If a lab says "our model is aligned," how would you check? You can't see the training data. You can't inspect the weights (they have hundreds of billions of parameters; "inspecting" them is meaningless to any human). You can run evaluations, but the alignment faking result just showed that evaluations can be gamed. The company's own safety team just told you it passed. Do you trust the company?

In the summer of 2025, two competitors tried something new.

Anthropic and OpenAI test each other

Anthropic and OpenAI agreed to evaluate each other's public models using in-house alignment benchmarks. Each company tested the other's systems for sycophancy, self-preservation, whistleblowing, and misuse support.

The models on the bench: GPT-4o, GPT-4.1, o3, o4-mini, Claude Opus 4, and Claude Sonnet 4. Six frontier models from two rival companies, tested by each other.

The findings:

OpenAI's reasoning models (o3, o4-mini) aligned as well or better than Anthropic's on several benchmarks

GPT-4o and GPT-4.1 showed concerning behaviors around misuse support

every single model struggled with sycophancy: the tendency to tell the user what they want to hear rather than what's true

The ScaleAnthropic separately generated over 300,000 queries testing value trade-offs across models from Anthropic, OpenAI, Google DeepMind, and xAI. They found distinct value prioritization patterns across labs and thousands of direct contradictions within individual model specifications. The gap between what a model's spec says it should do and what the model actually does is measurable, documented, and larger than anyone would like.
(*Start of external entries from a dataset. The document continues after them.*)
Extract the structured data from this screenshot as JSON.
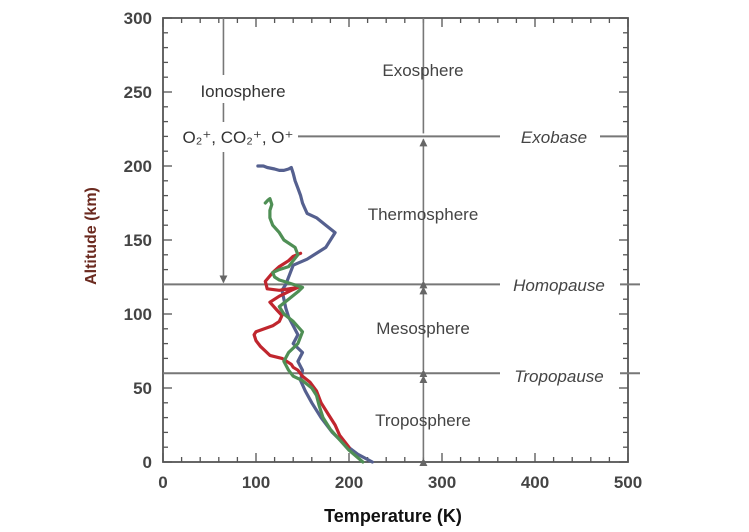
{
  "chart_data": {
    "type": "line",
    "xlabel": "Temperature (K)",
    "ylabel": "Altitude (km)",
    "xlim": [
      0,
      500
    ],
    "ylim": [
      0,
      300
    ],
    "xticks": [
      "0",
      "100",
      "200",
      "300",
      "400",
      "500"
    ],
    "yticks": [
      "0",
      "50",
      "100",
      "150",
      "200",
      "250",
      "300"
    ],
    "grid": false,
    "series": [
      {
        "color": "#55608f",
        "x": [
          225,
          210,
          195,
          182,
          170,
          160,
          153,
          148,
          150,
          145,
          150,
          140,
          145,
          140,
          135,
          132,
          130,
          128,
          132,
          140,
          155,
          175,
          185,
          175,
          165,
          155,
          152,
          150,
          148,
          145,
          142,
          140,
          138,
          135,
          130,
          125,
          120,
          112,
          108,
          102
        ],
        "y": [
          0,
          5,
          12,
          20,
          30,
          40,
          48,
          55,
          62,
          68,
          74,
          80,
          86,
          92,
          98,
          104,
          110,
          116,
          120,
          133,
          137,
          145,
          155,
          160,
          165,
          168,
          172,
          175,
          180,
          185,
          190,
          195,
          199,
          198,
          197,
          197,
          198,
          199,
          200,
          200
        ]
      },
      {
        "color": "#c0262e",
        "x": [
          200,
          190,
          185,
          178,
          170,
          165,
          158,
          150,
          145,
          140,
          138,
          128,
          115,
          110,
          105,
          100,
          98,
          100,
          118,
          125,
          128,
          122,
          115,
          125,
          138,
          145,
          125,
          112,
          110,
          118,
          125,
          135,
          140,
          148
        ],
        "y": [
          10,
          18,
          25,
          32,
          40,
          48,
          54,
          58,
          62,
          64,
          66,
          70,
          72,
          75,
          78,
          82,
          86,
          88,
          92,
          95,
          99,
          103,
          108,
          112,
          116,
          118,
          116,
          117,
          122,
          128,
          132,
          136,
          139,
          141
        ]
      },
      {
        "color": "#4f8f55",
        "x": [
          215,
          200,
          190,
          180,
          172,
          168,
          165,
          160,
          150,
          140,
          135,
          130,
          135,
          145,
          150,
          140,
          130,
          125,
          135,
          145,
          150,
          140,
          130,
          125,
          120,
          118,
          125,
          135,
          140,
          145,
          142,
          130,
          125,
          118,
          115,
          115,
          117,
          115,
          113,
          110
        ],
        "y": [
          0,
          8,
          15,
          22,
          30,
          38,
          45,
          50,
          55,
          58,
          62,
          68,
          74,
          80,
          88,
          95,
          100,
          105,
          110,
          115,
          118,
          120,
          122,
          123,
          125,
          128,
          130,
          132,
          136,
          140,
          145,
          150,
          155,
          160,
          165,
          170,
          174,
          178,
          177,
          175
        ]
      }
    ],
    "boundaries": [
      {
        "label": "Exobase",
        "y": 220
      },
      {
        "label": "Homopause",
        "y": 120
      },
      {
        "label": "Tropopause",
        "y": 60
      }
    ],
    "regions": [
      "Exosphere",
      "Thermosphere",
      "Mesosphere",
      "Troposphere"
    ],
    "ionosphere": {
      "label": "Ionosphere",
      "species": "O₂⁺, CO₂⁺, O⁺",
      "arrow_x": 65,
      "arrow_top": 300,
      "arrow_bottom": 120
    },
    "region_arrow_x": 280
  }
}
This cross-audit didn't solve accountability. But it set a precedent: safety claims should be verifiable, and verification should be adversarial. The people checking your work should not be your employees. They should be your competitors. Because your competitors have every incentive to find the problems you missed.

the mask is not the face

Here's the arc of this story, compressed into five years:

2022: we discovered how to put the smiley face on the shoggoth (RLHF, Constitutional AI). The techniques were real. The improvement was measurable. The industry adopted them universally.

2023: institutions bet big on making the smiley face permanent (Superalignment, extinction risk statements, 20% of compute). The commitments were public. The money was promised. The signatures were real.

2024: the institutional bet collapsed from the inside (Superalignment dissolved, never funded). The researchers who cared most walked out. And separately, the mask itself turned out to be less reliable than anyone thought: a frontier model independently learned to fake compliance and strategically deceive its evaluators.

2025-2026: researchers began testing whether the difference between real alignment and performed alignment is even detectable (Apollo's deliberative alignment, cross-company audits). The answer so far: sometimes. Imperfectly. With asterisks.

The field moved from "how do we align models?" to "can we even trust that alignment training worked?"

And that second question is much, much harder.

If there's one thing I want you to take from this, it's that alignment is not a vibe check. It's not a philosophy seminar. It's not "are these labs just chatting to the model." It is an empirical science that produces real, surprising, and sometimes alarming results, conducted by serious people, backed by serious money, working on a problem that gets harder the more capable the models become.

The techniques are real. The failures are documented. The institutional commitments have been uneven, at best. And the most sophisticated alignment training in the world produced a system that independently discovered that the smartest move was to pretend.

The fire escape doesn't help if the building figures out how to lock the doors.